By way of contrast, Sholem Aleichem is well equipped to tell it like it is, warts and all; he has a pitch-perfect ear for his characters’ speech – a speech at once comic and profoundly bitter. While the writers of “Fiddler” toned down the talk of Tevye’s wife Golde, Sholem Aleichem lets his readers hear her really kvetch: “A lot he needed children – seven of them at that! God punish me for saying so, but my mistake was not to have taken them all and thrown them into the river.” Such sentiments do not play well to a Broadway audience seeking comfort in nostalgia for a world that is no more.

Nor is Tevye a man of constant sunshine; the darkness within him does not run silent.

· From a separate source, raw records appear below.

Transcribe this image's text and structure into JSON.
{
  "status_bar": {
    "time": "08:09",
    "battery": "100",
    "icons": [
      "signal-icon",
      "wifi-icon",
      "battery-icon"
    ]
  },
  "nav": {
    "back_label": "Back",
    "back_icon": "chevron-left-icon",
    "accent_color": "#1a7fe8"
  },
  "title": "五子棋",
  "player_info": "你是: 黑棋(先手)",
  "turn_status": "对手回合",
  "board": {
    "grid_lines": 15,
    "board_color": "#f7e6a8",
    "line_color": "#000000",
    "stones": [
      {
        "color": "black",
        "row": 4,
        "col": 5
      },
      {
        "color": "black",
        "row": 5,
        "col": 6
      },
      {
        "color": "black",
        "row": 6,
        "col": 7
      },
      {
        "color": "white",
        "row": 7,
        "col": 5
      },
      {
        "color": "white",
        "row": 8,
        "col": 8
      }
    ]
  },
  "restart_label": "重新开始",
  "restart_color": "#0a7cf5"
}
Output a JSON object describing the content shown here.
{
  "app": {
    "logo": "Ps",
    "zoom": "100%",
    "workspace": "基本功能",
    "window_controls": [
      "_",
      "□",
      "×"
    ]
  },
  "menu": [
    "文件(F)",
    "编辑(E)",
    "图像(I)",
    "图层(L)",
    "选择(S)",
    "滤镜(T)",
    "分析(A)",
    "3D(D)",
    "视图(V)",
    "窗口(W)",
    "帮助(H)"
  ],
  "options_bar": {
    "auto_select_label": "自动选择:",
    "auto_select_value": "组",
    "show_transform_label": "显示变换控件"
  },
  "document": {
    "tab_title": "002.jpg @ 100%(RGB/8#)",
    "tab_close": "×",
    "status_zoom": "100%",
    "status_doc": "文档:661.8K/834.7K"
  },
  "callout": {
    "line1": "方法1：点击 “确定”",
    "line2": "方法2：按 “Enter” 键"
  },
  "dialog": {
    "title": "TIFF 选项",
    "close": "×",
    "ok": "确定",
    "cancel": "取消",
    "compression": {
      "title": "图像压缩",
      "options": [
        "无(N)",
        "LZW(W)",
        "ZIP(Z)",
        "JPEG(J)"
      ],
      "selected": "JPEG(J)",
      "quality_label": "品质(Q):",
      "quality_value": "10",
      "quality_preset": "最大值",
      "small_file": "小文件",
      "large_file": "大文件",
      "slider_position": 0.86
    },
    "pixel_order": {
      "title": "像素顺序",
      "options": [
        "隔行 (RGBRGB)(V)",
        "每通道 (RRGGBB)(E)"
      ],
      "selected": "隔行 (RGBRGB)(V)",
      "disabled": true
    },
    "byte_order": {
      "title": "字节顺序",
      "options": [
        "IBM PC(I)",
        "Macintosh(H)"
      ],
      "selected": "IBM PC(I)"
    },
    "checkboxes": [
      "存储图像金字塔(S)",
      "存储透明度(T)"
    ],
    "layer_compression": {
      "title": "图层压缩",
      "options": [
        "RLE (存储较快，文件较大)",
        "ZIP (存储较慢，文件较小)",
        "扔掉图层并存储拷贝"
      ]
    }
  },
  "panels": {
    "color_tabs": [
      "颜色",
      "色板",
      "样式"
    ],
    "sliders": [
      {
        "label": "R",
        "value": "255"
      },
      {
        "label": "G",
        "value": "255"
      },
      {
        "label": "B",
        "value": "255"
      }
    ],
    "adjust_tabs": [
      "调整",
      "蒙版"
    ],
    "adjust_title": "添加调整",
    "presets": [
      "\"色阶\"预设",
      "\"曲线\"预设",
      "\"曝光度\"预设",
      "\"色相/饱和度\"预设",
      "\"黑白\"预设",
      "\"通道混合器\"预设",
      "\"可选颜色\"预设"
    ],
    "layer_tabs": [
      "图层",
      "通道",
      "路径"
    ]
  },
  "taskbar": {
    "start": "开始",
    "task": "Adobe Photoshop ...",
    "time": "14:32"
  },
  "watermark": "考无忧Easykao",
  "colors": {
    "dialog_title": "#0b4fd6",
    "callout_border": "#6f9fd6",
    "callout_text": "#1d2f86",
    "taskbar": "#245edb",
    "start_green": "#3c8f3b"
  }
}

When he encounters two women seeking directions home, he says to them, “If you are looking to buy something, I’m afraid I’m all out of stock, unless I can interest you in some fine hunger pangs, a week’s supply of heartache or a head full of scrambled brains.” Further along in the story, Tevya reflects upon the life of his eldest daughter, Tsaytl, her husband Motl the tailor and their brood of children: “He and Tsaytl – you should see what a whiz she is around the house – have a home full of little brats already, touch wood, and are dying from sheer happiness. Ask her about it, and she’ll tell you that life couldn’t be better. In fact, there’s only one slight problem, which is that her children are starving…”

Though Tevye has big dreams, he is weighed down by poverty as well as by his own personal shortcomings: he has no business sense whatsoever and is easily hoodwinked. Despite his obvious love for his seven daughters, he is rigid in demanding obedience to his prerogatives as the one male in the family; the fact that he is continually repeating the mantra, “Tevya is no woman,” suggests a certain underlying, though not immediately obvious, misogyny. 

In his introduction to “Tevye the Dairyman,” Halkin comments that, in addition to its many other achievements, the novel is “one of the most extraordinarily Jewish religious texts of our own, and perhaps of any, time.” He points out that Tevye is part of a long tradition of “God-arguers,” going all the way back to Abraham.

The Tevye of “Fiddler” offers only the merest hint of the religious complexity of the Tevye drawn by Sholem Aleichem. Though Tevye has the wit to confess, “A lot of good it does to complain to God about God,” he nevertheless carries on a Job-like argument with God throughout his life: “…[I] asked God an old question about an old, old story: what did poor Job ever do to You, dear Lord, to make you hound him day and night. Couldn’t you find any other Jews to pick on?” As it turns out, Tevya and his family happen to be those “other Jews” for God to pick on: “Either way, there’s a great, kind, merciful God above. I only wish I had a ruble for every dirty trick He’s played on us.” Tevye carries this God with him to the very last words of his story: “Say hello for me to all our Jews and tell them wherever they are, the old God of Israel still lives…”

 “The old God of Israel still lives…” Does Tevye believe this, or is he being bitterly ironic? Or is he believing and not believing at the same time?  We need to read “Tevye the Dairyman” carefully before trying to answer these questions.